We, franchisee operators from the food service, delivery services, cosmetology, service station, and other industries, respectfully urge you to investigate this matter. We are concerned that, if left unchecked, the egregious contracting and predatory business practices employed by 7-Eleven Inc. as part of their contract negotiations could have far-reaching negative implications for the entire franchise business community.

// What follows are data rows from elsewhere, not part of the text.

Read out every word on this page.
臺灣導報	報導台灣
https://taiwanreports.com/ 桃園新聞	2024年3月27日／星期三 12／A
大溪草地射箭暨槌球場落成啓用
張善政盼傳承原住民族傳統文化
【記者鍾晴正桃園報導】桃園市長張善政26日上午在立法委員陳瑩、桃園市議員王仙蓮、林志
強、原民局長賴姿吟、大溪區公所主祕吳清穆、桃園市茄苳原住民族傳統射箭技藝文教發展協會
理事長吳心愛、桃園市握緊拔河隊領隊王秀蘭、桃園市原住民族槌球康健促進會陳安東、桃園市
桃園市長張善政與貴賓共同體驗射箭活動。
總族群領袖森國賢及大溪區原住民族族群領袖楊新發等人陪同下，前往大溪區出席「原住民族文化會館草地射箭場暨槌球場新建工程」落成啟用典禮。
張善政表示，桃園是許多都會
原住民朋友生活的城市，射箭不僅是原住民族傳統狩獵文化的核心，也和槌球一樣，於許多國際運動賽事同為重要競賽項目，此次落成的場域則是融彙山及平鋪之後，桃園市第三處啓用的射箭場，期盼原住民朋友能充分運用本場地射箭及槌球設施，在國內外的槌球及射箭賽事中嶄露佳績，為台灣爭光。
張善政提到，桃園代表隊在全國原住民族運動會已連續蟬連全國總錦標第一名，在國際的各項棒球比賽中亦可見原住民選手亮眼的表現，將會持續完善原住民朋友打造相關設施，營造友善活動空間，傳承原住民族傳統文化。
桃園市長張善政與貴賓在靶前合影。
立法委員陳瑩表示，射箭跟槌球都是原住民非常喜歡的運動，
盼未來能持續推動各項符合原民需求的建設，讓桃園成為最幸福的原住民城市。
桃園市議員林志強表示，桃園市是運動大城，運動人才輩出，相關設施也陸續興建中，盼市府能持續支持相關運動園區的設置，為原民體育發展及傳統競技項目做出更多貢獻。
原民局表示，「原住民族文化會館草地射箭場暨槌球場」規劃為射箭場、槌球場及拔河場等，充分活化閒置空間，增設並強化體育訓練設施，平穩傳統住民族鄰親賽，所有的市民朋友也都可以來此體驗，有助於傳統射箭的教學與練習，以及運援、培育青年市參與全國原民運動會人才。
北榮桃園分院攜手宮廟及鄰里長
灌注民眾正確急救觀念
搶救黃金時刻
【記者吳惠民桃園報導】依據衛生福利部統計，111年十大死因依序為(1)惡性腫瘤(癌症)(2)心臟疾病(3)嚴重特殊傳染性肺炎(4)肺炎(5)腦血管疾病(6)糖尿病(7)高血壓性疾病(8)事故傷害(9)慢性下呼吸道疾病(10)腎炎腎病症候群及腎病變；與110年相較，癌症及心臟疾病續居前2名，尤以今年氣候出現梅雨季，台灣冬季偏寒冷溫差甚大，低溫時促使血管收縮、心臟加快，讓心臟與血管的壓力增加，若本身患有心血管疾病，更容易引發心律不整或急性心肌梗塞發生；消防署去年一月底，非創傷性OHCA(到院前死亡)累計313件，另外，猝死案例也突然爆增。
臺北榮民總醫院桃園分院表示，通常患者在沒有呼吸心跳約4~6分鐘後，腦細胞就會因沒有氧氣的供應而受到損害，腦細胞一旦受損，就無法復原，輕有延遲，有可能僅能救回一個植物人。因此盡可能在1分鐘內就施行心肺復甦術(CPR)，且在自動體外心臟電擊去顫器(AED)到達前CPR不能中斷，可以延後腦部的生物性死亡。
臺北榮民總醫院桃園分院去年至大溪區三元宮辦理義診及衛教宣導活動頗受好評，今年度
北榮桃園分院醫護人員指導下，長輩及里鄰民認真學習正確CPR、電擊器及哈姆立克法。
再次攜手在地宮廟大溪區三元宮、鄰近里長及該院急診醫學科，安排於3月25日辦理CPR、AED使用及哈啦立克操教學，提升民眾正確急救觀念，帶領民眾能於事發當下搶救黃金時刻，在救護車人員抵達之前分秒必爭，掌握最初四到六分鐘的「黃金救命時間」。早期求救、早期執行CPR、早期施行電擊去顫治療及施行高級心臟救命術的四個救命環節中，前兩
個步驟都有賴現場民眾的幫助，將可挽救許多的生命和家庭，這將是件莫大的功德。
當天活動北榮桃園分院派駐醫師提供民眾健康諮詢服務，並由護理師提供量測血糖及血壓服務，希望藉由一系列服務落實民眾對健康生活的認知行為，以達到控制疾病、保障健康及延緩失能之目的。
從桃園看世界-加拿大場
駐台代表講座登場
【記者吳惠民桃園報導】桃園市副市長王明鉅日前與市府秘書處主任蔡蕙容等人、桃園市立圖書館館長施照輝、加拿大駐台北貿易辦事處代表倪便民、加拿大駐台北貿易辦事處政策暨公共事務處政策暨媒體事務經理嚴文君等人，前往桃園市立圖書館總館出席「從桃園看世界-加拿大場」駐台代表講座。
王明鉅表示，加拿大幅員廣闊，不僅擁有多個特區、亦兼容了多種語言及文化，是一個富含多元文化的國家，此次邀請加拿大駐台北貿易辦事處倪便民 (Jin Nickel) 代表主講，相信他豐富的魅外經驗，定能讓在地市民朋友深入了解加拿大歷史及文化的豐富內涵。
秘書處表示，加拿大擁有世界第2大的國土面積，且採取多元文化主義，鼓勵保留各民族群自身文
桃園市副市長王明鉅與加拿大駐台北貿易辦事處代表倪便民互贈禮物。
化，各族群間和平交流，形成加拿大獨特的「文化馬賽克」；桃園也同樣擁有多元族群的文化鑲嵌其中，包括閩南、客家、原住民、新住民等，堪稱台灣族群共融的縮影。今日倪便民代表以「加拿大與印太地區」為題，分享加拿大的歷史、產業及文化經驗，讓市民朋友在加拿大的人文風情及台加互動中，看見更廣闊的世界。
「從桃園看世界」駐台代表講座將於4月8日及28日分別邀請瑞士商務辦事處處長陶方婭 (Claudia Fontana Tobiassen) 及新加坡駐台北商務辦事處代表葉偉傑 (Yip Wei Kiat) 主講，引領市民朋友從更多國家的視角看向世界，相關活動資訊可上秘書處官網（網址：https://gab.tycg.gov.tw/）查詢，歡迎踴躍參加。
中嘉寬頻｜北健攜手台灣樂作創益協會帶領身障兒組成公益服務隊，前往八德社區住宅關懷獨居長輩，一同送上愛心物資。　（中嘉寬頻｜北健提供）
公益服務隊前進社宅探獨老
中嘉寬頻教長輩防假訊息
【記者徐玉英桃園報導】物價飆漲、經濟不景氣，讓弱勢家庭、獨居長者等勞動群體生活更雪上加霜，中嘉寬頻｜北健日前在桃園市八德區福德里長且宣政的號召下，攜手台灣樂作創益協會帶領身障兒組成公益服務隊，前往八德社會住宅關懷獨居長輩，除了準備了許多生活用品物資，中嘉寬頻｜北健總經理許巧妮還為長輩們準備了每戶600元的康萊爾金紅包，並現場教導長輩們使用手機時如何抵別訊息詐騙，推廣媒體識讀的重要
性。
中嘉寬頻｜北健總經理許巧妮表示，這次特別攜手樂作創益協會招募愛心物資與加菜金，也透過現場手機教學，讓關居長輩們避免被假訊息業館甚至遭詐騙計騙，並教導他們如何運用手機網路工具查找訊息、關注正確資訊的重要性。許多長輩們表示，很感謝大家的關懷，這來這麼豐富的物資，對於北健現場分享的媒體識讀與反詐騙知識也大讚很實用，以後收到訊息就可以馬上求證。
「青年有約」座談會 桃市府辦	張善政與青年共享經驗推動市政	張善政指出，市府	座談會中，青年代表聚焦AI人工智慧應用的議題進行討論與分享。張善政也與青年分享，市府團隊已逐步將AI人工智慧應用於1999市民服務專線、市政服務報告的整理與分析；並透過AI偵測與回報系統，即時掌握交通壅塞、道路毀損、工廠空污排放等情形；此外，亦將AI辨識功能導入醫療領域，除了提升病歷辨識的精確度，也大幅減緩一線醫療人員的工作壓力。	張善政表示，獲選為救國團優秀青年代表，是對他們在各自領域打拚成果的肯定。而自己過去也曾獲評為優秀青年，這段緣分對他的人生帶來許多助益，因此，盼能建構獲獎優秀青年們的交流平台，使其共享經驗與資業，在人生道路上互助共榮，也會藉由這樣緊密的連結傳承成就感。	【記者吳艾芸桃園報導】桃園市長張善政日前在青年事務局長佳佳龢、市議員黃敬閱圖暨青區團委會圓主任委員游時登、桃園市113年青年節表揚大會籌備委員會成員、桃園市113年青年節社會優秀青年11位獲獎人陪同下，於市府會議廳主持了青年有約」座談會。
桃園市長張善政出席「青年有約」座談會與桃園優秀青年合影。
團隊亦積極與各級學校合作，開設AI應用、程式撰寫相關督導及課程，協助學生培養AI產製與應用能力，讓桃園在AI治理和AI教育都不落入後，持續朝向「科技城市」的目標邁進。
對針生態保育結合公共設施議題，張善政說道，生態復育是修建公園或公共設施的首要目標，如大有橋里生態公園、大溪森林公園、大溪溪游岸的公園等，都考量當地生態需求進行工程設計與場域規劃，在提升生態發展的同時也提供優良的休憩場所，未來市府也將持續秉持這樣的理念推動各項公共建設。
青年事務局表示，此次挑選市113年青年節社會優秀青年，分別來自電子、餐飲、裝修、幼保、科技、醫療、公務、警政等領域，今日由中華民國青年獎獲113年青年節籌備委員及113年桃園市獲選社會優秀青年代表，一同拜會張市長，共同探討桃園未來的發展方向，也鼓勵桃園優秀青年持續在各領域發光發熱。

Thank you for your consideration. Should you have questions, please feel free to contact Jaspreet Dhillon, NCASEF representative, at (310) 892-2106.

Sincerely,

Jaspreet Dhillon
Treasurer
National Coalition of Associations of 7-Eleven Franchisees (NCASEF)

Tad Mollnhauer
Executive Director
National TUPSSO Franchise Owners Association (TUPSSFOA)

Gary Robins
Vice-Chairman
Supercuts Franchisee Association (SFA)

Edwin Shanahan
Executive Director
Dunkin’ Donuts Independent Franchise Owners, Inc. (DDIFO

Keith Miller
Subway Franchisee Owner
Past Chairman, Coalition of Franchisee Associations (CFA)

Todd Messer
Executive Director
Independent Organization of Little Caesars Franchisees, Inc. (IOLCF)

Ali Mazarei
Vice President
Service Station Franchise Association, Inc. (SSFA)

John Motta
Chairman
Coalition of Franchisee Associations (CFA)
Coalition of Franchisee Associations, Inc. represents more than 41,000 franchise owners and brings together 17 of the largest and most reputable independent franchisee associations from across the country.  As the only trade association dedicated to franchisees, CFA is committed to protecting the integrity of franchising and preserving the value of franchised businesses.